Morton Deutsch

E.L. Thorndike Professor and Director Emeritus of the International Center for Cooperation and Conflict Resolution at Teachers College, Columbia University

Interviewed by Julian Portilla, 2003

This rough transcript provides a text alternative to audio. We apologize for occasional errors and unintelligible sections (which are marked with ???).

The other thing I mentioned is a self-fulfilling prophecy. Where you act in such a way that generates a reaction that sustains your initial belief. Another thing I often refer to is unwitting commitments. You get committed to your notion that you're a victim, that the other is treating you unfairly. You develop defenses, you develop attitudes that are difficult to give up because a lot of your subsequent relationship may be based upon those attitudes and roles and views of the other, which you have become invested in. I've had to work individually with some patients who simply had grudges that they felt they could not give up for fear that it would be changing something deeply within them. Including changing something about themselves, like being a victim, that they no longer have to conceive of themselves as a victim. If something happened in the past, that doesn't mean that you have to maintain this orientation. In therapy, a lot of what you have to do with people in these entrenched attitudes and roles is help people face the anxiety of changing. Because changing is to them, something maybe unknown, something that you're not familiar with, not experienced with. And you have to help people acquire a sense of confidence and skill that they can change.

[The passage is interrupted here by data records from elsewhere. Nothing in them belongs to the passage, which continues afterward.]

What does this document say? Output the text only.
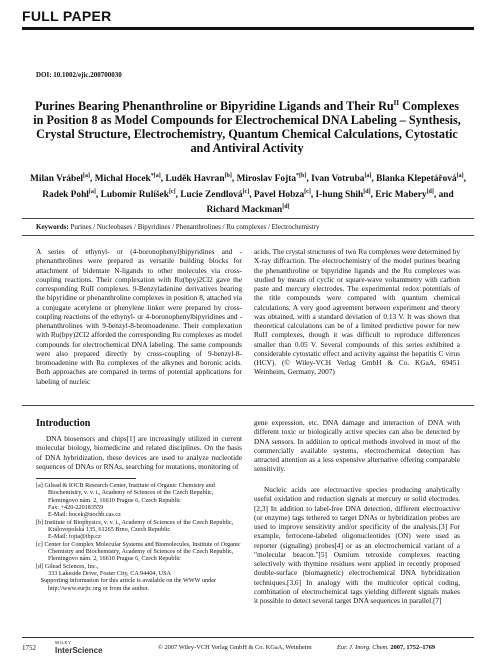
FULL PAPER
DOI: 10.1002/ejic.200700030
Purines Bearing Phenanthroline or Bipyridine Ligands and Their $Ru^{II}$ Complexes in Position 8 as Model Compounds for Electrochemical DNA Labeling – Synthesis, Crystal Structure, Electrochemistry, Quantum Chemical Calculations, Cytostatic and Antiviral Activity
Milan Vrábel[a], Michal Hocek$^{*[a]}$, Luděk Havran[b], Miroslav Fojta$^{*[b]}$, Ivan Votruba[a], Blanka Klepetářová[a], Radek Pohl[a], Lubomír Rulíšek[c], Lucie Zendlová[c], Pavel Hobza[c], I-hung Shih[d], Eric Mabery[d], and Richard Mackman[d]
Keywords: Purines / Nucleobases / Bipyridines / Phenanthrolines / Ru complexes / Electrochemistry
A series of ethynyl- or (4-boronophenyl)bipyridines and -phenanthrolines were prepared as versatile building blocks for attachment of bidentate N-ligands to other molecules via cross-coupling reactions. Their complexation with Ru(bpy)2Cl2 gave the corresponding RuII complexes. 9-Benzyladenine derivatives bearing the bipyridine or phenanthroline complexes in position 8, attached via a conjugate acetylene or phenylene linker were prepared by cross-coupling reactions of the ethynyl- or 4-boronophenylbipyridines and -phenanthrolines with 9-benzyl-8-bromoadenine. Their complexation with Ru(bpy)2Cl2 afforded the corresponding Ru complexes as model compounds for electrochemical DNA labeling. The same compounds were also prepared directly by cross-coupling of 9-benzyl-8-bromoadenine with Ru complexes of the alkynes and boronic acids. Both approaches are compared in terms of potential applications for labeling of nucleic
acids. The crystal structures of two Ru complexes were determined by X-ray diffraction. The electrochemistry of the model purines bearing the phenanthroline or bipyridine ligands and the Ru complexes was studied by means of cyclic or square-wave voltammetry with carbon paste and mercury electrodes. The experimental redox potentials of the title compounds were compared with quantum chemical calculations. A very good agreement between experiment and theory was obtained, with a standard deviation of 0.13 V. It was shown that theoretical calculations can be of a limited predictive power for new RuII complexes, though it was difficult to reproduce differences smaller than 0.05 V. Several compounds of this series exhibited a considerable cytostatic effect and activity against the hepatitis C virus (HCV). (© Wiley-VCH Verlag GmbH & Co. KGaA, 69451 Weinheim, Germany, 2007)
Introduction
DNA biosensors and chips[1] are increasingly utilized in current molecular biology, biomedicine and related disciplines. On the basis of DNA hybridization, these devices are used to analyze nucleotide sequences of DNAs or RNAs, searching for mutations, monitoring of
gene expression, etc. DNA damage and interaction of DNA with different toxic or biologically active species can also be detected by DNA sensors. In addition to optical methods involved in most of the commercially available systems, electrochemical detection has attracted attention as a less expensive alternative offering comparable sensitivity.
Nucleic acids are electroactive species producing analytically useful oxidation and reduction signals at mercury or solid electrodes.[2,3] In addition to label-free DNA detection, different electroactive (or enzyme) tags tethered to target DNAs or hybridization probes are used to improve sensitivity and/or specificity of the analysis.[3] For example, ferrocene-labeled oligonucleotides (ON) were used as reporter (signaling) probes[4] or as an electrochemical variant of a "molecular beacon."[5] Osmium tetroxide complexes reacting selectively with thymine residues were applied in recently proposed double-surface (biomagnetic) electrochemical DNA hybridization techniques.[3,6] In analogy with the multicolor optical coding, combination of electrochemical tags yielding different signals makes it possible to detect several target DNA sequences in parallel.[7]
[a] Gilead & IOCB Research Center, Institute of Organic Chemistry and Biochemistry, v. v. i., Academy of Sciences of the Czech Republic,
Flemingovo nám. 2, 16610 Prague 6, Czech Republic
Fax: +420-220183559
E-Mail: hocek@uochb.cas.cz
[b] Institute of Biophysics, v. v. i., Academy of Sciences of the Czech Republic,
Královopolská 135, 61265 Brno, Czech Republic
E-Mail: fojta@ibp.cz
[c] Center for Complex Molecular Systems and Biomolecules, Institute of Organic Chemistry and Biochemistry, Academy of Sciences of the Czech Republic,
Flemingovo nám. 2, 16610 Prague 6, Czech Republic
[d] Gilead Sciences, Inc.,
333 Lakeside Drive, Foster City, CA 94404, USA
Supporting information for this article is available on the WWW under http://www.eurjic.org or from the author.
1752
WILEY
InterScience	© 2007 Wiley-VCH Verlag GmbH & Co. KGaA, Weinheim	Eur. J. Inorg. Chem. 2007, 1752–1769
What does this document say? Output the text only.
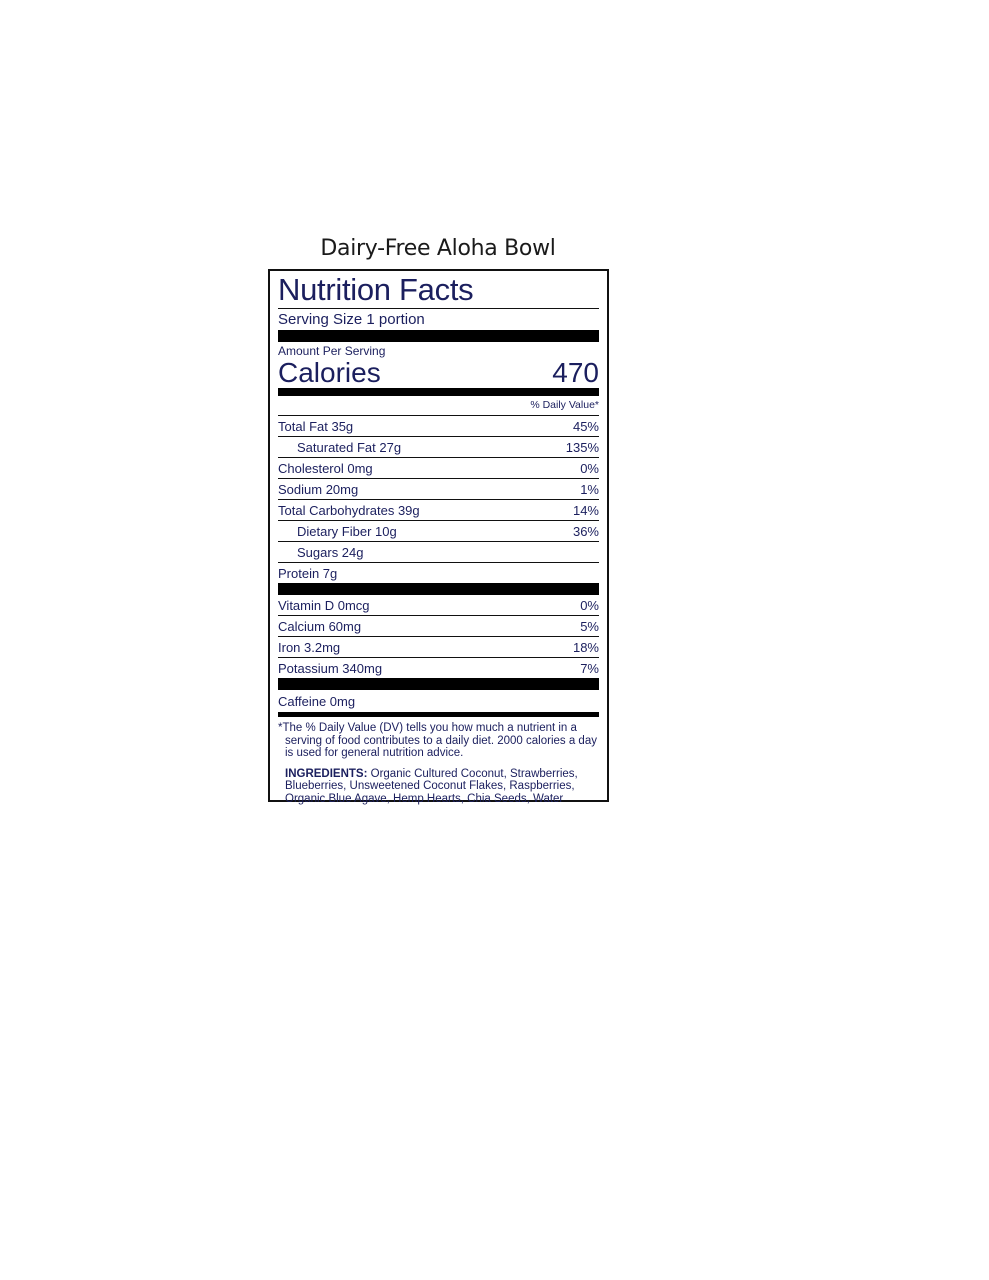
Dairy-Free Aloha Bowl
Nutrition Facts
Serving Size 1 portion
Amount Per Serving
Calories	470
% Daily Value*
Total Fat 35g	45%
Saturated Fat 27g	135%
Cholesterol 0mg	0%
Sodium 20mg	1%
Total Carbohydrates 39g	14%
Dietary Fiber 10g	36%
Sugars 24g
Protein 7g
Vitamin D 0mcg	0%
Calcium 60mg	5%
Iron 3.2mg	18%
Potassium 340mg	7%
Caffeine 0mg
*The % Daily Value (DV) tells you how much a nutrient in a serving of food contributes to a daily diet. 2000 calories a day is used for general nutrition advice.
INGREDIENTS: Organic Cultured Coconut, Strawberries, Blueberries, Unsweetened Coconut Flakes, Raspberries, Organic Blue Agave, Hemp Hearts, Chia Seeds, Water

It was not necessarily the best outcome, but it was an outcome that both could live with, even though it may have given them less income for other purposes. It then enormously dropped the acrimony and enabled them to live together even though there were some basic differences. Here's where being a psychoanalyst and understanding the inner psychic processes that are involved is important, why people make that kind of choice. I mean, the woman had some investment in feeling like a victim because she was not confident whether she would be successful in her career. So if she had a husband who created a lot of obstacles that, in a sense, gave her an excuse against the possibility of failure. A man, who had troubles in intimate relations, having a wife who was somewhat bitter towards him, enabled him to keep his distance, and to feel not like he really had to open himself up, which would have been very difficult for him personally. You had to work with those elements individually so that those would not hinder, even though they were not completely eliminated.